O texto de Carolina lembra os textos medievais da nossa língua, quando o português ainda estava misturado com o galego e o castelhano e outras línguas, quando essas regras e padronizações que Carolina não respeita ainda não existiam, e quando cada texto basicamente falava sua própria versão de uma língua que ainda era basicamente oral e apenas seria dicionarizada no século XVI. Se, na escola, todas lemos as cantigas de amigo do século XIII respeitando que era uma literatura escrita em um português que, ao mesmo tempo, era e não era o nosso, aqui estranho e ali familiar, por que não ler Carolina da mesma maneira?
A melhor maneira de extrair sentido de um texto marcado por forte registro oral e pontuação muito irregular é lendo-o em voz alta. Assim, construções antes confusas subitamente farão sentido, os sujeitos vão se atrelar aos verbos corretos e as pausas intuitivamente se revelarão. Nosso desafio, como pessoas leitoras, é suspender os hábitos adquiridos de leitura silenciosa, abraçar a oralidade da prosa de Carolina e permitir que o texto fale em seus próprios termos.
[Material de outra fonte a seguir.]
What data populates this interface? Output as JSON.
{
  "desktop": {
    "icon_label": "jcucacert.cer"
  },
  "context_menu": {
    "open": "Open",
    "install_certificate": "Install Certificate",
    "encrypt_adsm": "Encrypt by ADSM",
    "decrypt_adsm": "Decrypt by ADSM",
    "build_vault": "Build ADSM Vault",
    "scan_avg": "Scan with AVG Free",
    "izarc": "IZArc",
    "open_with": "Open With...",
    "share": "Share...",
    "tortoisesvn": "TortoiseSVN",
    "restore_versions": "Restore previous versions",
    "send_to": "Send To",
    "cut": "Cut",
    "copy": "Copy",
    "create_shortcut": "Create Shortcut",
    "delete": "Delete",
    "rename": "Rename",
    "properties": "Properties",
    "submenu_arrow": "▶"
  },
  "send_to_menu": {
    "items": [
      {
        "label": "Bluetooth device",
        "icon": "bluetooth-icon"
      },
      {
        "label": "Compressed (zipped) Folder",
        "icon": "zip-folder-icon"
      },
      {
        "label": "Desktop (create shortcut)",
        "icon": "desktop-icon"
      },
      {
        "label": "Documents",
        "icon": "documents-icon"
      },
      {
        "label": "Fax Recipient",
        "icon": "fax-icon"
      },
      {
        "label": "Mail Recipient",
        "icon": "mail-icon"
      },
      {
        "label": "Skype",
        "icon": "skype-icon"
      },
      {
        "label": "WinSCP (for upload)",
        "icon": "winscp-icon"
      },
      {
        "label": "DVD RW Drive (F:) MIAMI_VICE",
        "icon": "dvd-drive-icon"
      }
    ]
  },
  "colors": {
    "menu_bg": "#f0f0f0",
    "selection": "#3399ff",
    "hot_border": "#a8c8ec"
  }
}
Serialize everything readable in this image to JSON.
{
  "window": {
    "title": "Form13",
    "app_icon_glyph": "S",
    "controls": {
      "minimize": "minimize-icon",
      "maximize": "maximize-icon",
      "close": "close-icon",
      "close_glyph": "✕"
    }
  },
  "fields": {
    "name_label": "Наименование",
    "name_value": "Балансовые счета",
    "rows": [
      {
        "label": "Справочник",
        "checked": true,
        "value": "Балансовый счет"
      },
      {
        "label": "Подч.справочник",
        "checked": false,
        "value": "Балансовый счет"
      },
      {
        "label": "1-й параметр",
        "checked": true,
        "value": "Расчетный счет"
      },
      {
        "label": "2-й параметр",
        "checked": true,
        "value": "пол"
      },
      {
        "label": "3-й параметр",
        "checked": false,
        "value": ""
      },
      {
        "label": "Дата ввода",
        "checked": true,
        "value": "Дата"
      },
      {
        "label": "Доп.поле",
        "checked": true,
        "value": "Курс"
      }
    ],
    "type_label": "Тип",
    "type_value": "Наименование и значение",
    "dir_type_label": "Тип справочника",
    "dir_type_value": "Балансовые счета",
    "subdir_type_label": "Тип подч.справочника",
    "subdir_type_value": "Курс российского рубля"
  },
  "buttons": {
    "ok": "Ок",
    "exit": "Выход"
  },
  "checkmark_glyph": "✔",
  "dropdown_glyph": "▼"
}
Quebrar essa normatividade de nosso modo de leitura tradicional pode ser difícil, mas a recompensa será experimentar os diferentes caminhos que a literatura em prosa poderia ter seguido se o advento da pontuação não tivesse restringido a diversidade textual.
“O escravo”, um romance fraco
Não existem "escravos" em “O Escravo”: todas as personagens são metaforicamente “escravizadas” por dinâmicas de classe, dinheiro, poder que atravessam as relações entre duas abastadas famílias paulistanas. Carolina, a partir de sua posição subalterna, é uma observadora arguta e implacável dos pequenos dilemas e tragédias engendrados pela desigualdade, um tema que a literatura brasileira certamente não aborda tanto quanto deveria.
Aliás, se não existem "escravos" em “O Escravo”, também não existem nem pessoas negras: Carolina, ao não descrever ninguém racialmente em nenhum momento, permite a presunção que sejam brancas. Como diríamos hoje, essa lacuna ressalta a branquitude como modo default da sociedade: o negro é descrito, o branco, presumido. No posfácio de Fernanda Silva e Sousa, ela desenvolve essa questão e aponta alguns momentos que teriam sido escritos de outra maneira se Carolina tivesse personagens negros em mente.
Infelizmente, porém, “O Escravo” é um romance fraco. Não porque Carolina escrevia “errado” ou fosse ingênua ou tivesse pouco talento (não escrevia, nunca foi, tinha muito), mas porque os personagens são pouco diferenciados, a linguagem soa desnecessariamente difícil e a narrativa parece não ter estrutura.
A falta de um editor
O livro é fraco porque, em grande parte por ser uma mulher preta favelada, Carolina não teve acesso a um bom editor que levasse seu texto a sério e trabalhasse nele para ajudá-lo a dizer melhor o que estava tentando comunicar. Seu descobridor e primeiro editor, Audálio Dantas, em depoimento ao livro “Cinderela negra”, manifesta seu explícito desinteresse por outros textos da autora que não seu diário, publicado como “Quarto de despejo”.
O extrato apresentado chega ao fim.